Simmons, who is writing a book on the subject and has spent the last two years researching Saudi technical data, has also called for more transparency from the petroleum industry worldwide. The Saudis, for their part, dispute Simmons’s assessment of their reserves, citing, among other sources, the U.S. Geological Survey.
Gaining Currency
To illustrate the global impact of fluctuating exchange rates, the New York Times (December 11, 2004) focused on two small, family-owned manufacturers, one located in Germany and the other in the United States. For Pennsylvania’s Markel Corporation and its CEO Kim Reynolds (MBA ’79), the weakness of the dollar is a good thing: It makes Markel’s products — insulated wire and tubing for cars — attractive to buyers from Europe where locally manufactured goods have grown pricey due to the euro’s strength. The weaker dollar has meant that exports now supply 40 percent of Markel’s revenue, compared with 5 percent five years ago.
“We can’t let ourselves get too excited,” Reynolds cautioned. “Our gains in Europe are not large enough to make up for our losses in Asia.”
A Star in LA
His star power is such that he’s been called “the Korean version of Alan Greenspan,” and indeed, when Sung Won Sohn (PMD 35, 1978) was named president and CEO of Hanmi Financial Corporation in Los Angeles, it was front-page news in his native South Korea, the Los Angeles Times reported (January 4, 2005). Sohn had previously worked for thirty years at Wells Fargo, rising to the position of chief economist at the bank, America’s fifth largest.

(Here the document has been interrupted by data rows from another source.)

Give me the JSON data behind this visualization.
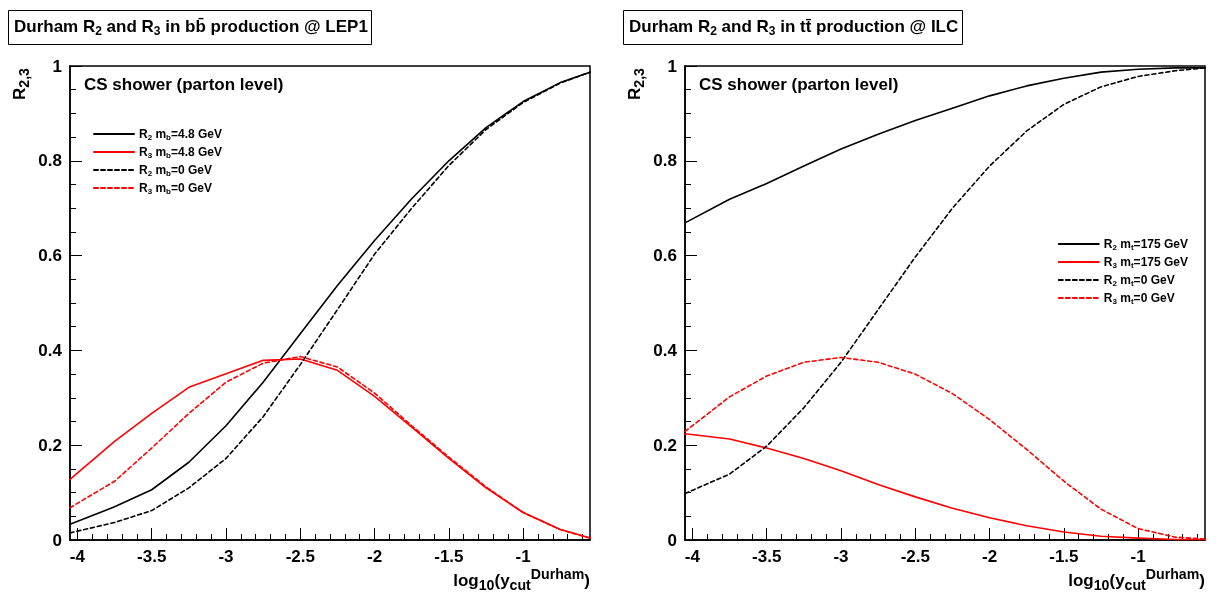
{
  "chart_data": [
    {
      "type": "line",
      "title": "Durham R$_{2}$ and R$_{3}$ in bb̄ production @ LEP1",
      "xlabel": "log$_{10}$(y$_{cut}$$^{Durham}$)",
      "ylabel": "R$_{2,3}$",
      "annotations": [
        "CS shower (parton level)"
      ],
      "x": [
        -4.05,
        -3.75,
        -3.5,
        -3.25,
        -3,
        -2.75,
        -2.5,
        -2.25,
        -2,
        -1.75,
        -1.5,
        -1.25,
        -1,
        -0.75,
        -0.55
      ],
      "series": [
        {
          "name": "R$_{2}$ m$_{b}$=4.8 GeV",
          "color": "#000000",
          "line_style": "solid",
          "values": [
            0.033,
            0.07,
            0.106,
            0.164,
            0.241,
            0.333,
            0.435,
            0.537,
            0.632,
            0.72,
            0.8,
            0.87,
            0.925,
            0.965,
            0.987
          ]
        },
        {
          "name": "R$_{3}$ m$_{b}$=4.8 GeV",
          "color": "#ff0000",
          "line_style": "solid",
          "values": [
            0.128,
            0.208,
            0.267,
            0.322,
            0.351,
            0.379,
            0.382,
            0.358,
            0.303,
            0.238,
            0.172,
            0.11,
            0.058,
            0.022,
            0.004
          ]
        },
        {
          "name": "R$_{2}$ m$_{b}$=0 GeV",
          "color": "#000000",
          "line_style": "dashed",
          "values": [
            0.015,
            0.037,
            0.062,
            0.11,
            0.172,
            0.26,
            0.37,
            0.486,
            0.603,
            0.7,
            0.79,
            0.866,
            0.923,
            0.964,
            0.987
          ]
        },
        {
          "name": "R$_{3}$ m$_{b}$=0 GeV",
          "color": "#ff0000",
          "line_style": "dashed",
          "values": [
            0.068,
            0.124,
            0.194,
            0.267,
            0.333,
            0.373,
            0.387,
            0.365,
            0.31,
            0.241,
            0.175,
            0.112,
            0.058,
            0.022,
            0.004
          ]
        }
      ],
      "xlim": [
        -4.05,
        -0.55
      ],
      "xticks": [
        -4,
        -3.5,
        -3,
        -2.5,
        -2,
        -1.5,
        -1
      ],
      "ylim": [
        0,
        1
      ],
      "yticks": [
        0,
        0.2,
        0.4,
        0.6,
        0.8,
        1
      ],
      "grid": false,
      "legend": "top left",
      "marker": "none"
    },
    {
      "type": "line",
      "title": "Durham R$_{2}$ and R$_{3}$ in tt̄ production @ ILC",
      "xlabel": "log$_{10}$(y$_{cut}$$^{Durham}$)",
      "ylabel": "R$_{2,3}$",
      "annotations": [
        "CS shower (parton level)"
      ],
      "x": [
        -4.05,
        -3.75,
        -3.5,
        -3.25,
        -3,
        -2.75,
        -2.5,
        -2.25,
        -2,
        -1.75,
        -1.5,
        -1.25,
        -1,
        -0.75,
        -0.55
      ],
      "series": [
        {
          "name": "R$_{2}$ m$_{t}$=175 GeV",
          "color": "#000000",
          "line_style": "solid",
          "values": [
            0.669,
            0.719,
            0.752,
            0.789,
            0.825,
            0.856,
            0.885,
            0.911,
            0.937,
            0.958,
            0.974,
            0.987,
            0.993,
            0.996,
            0.996
          ]
        },
        {
          "name": "R$_{3}$ m$_{t}$=175 GeV",
          "color": "#ff0000",
          "line_style": "solid",
          "values": [
            0.224,
            0.213,
            0.194,
            0.172,
            0.146,
            0.117,
            0.091,
            0.067,
            0.047,
            0.03,
            0.017,
            0.008,
            0.004,
            0.001,
            0.001
          ]
        },
        {
          "name": "R$_{2}$ m$_{t}$=0 GeV",
          "color": "#000000",
          "line_style": "dashed",
          "values": [
            0.098,
            0.139,
            0.198,
            0.279,
            0.375,
            0.486,
            0.597,
            0.7,
            0.789,
            0.863,
            0.919,
            0.956,
            0.978,
            0.99,
            0.996
          ]
        },
        {
          "name": "R$_{3}$ m$_{t}$=0 GeV",
          "color": "#ff0000",
          "line_style": "dashed",
          "values": [
            0.229,
            0.302,
            0.346,
            0.375,
            0.385,
            0.375,
            0.35,
            0.309,
            0.254,
            0.191,
            0.124,
            0.065,
            0.024,
            0.006,
            0.002
          ]
        }
      ],
      "xlim": [
        -4.05,
        -0.55
      ],
      "xticks": [
        -4,
        -3.5,
        -3,
        -2.5,
        -2,
        -1.5,
        -1
      ],
      "ylim": [
        0,
        1
      ],
      "yticks": [
        0,
        0.2,
        0.4,
        0.6,
        0.8,
        1
      ],
      "grid": false,
      "legend": "right",
      "marker": "none"
    }
  ]
}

Sohn is known as one of the nation’s most accurate economic forecasters. “The mantra in 2005 should be caution,” he told the Associated Press (January 1, 2005). “Stay in the stock market, but be on the defensive side because the economic recovery is almost four years old.”
Lighting It Up
Last December, David Wilkins (MBA ’90) admired the brilliant skyline of Hong Kong’s Victoria Harbor, with its color-changing buildings and holiday lighting. “I love when nighttime comes,” the former investment banker told the Rocky Mountain News (December 24, 2004). Wilkins has more than a casual interest in lights, especially since 2002, when he acquired American Lighting, a specialty lighting company in Denver, Colorado. The firm sells its products to lighting showrooms, restaurants, amusement parks, and casinos as well as to cities, landscape contractors, and retailers.
“Outdoor lighting used to be a one-season event,” Wilkins noted. “Now most customers want to leave lighting up year-round because it signifies a special event.” Wilkins is excited by the prospect that more American cities may come to look like Hong Kong and thrilled to be involved in the lighting industry as an entrepreneur: “It’s very rewarding to actually make a tangible product and build a strong brand name.”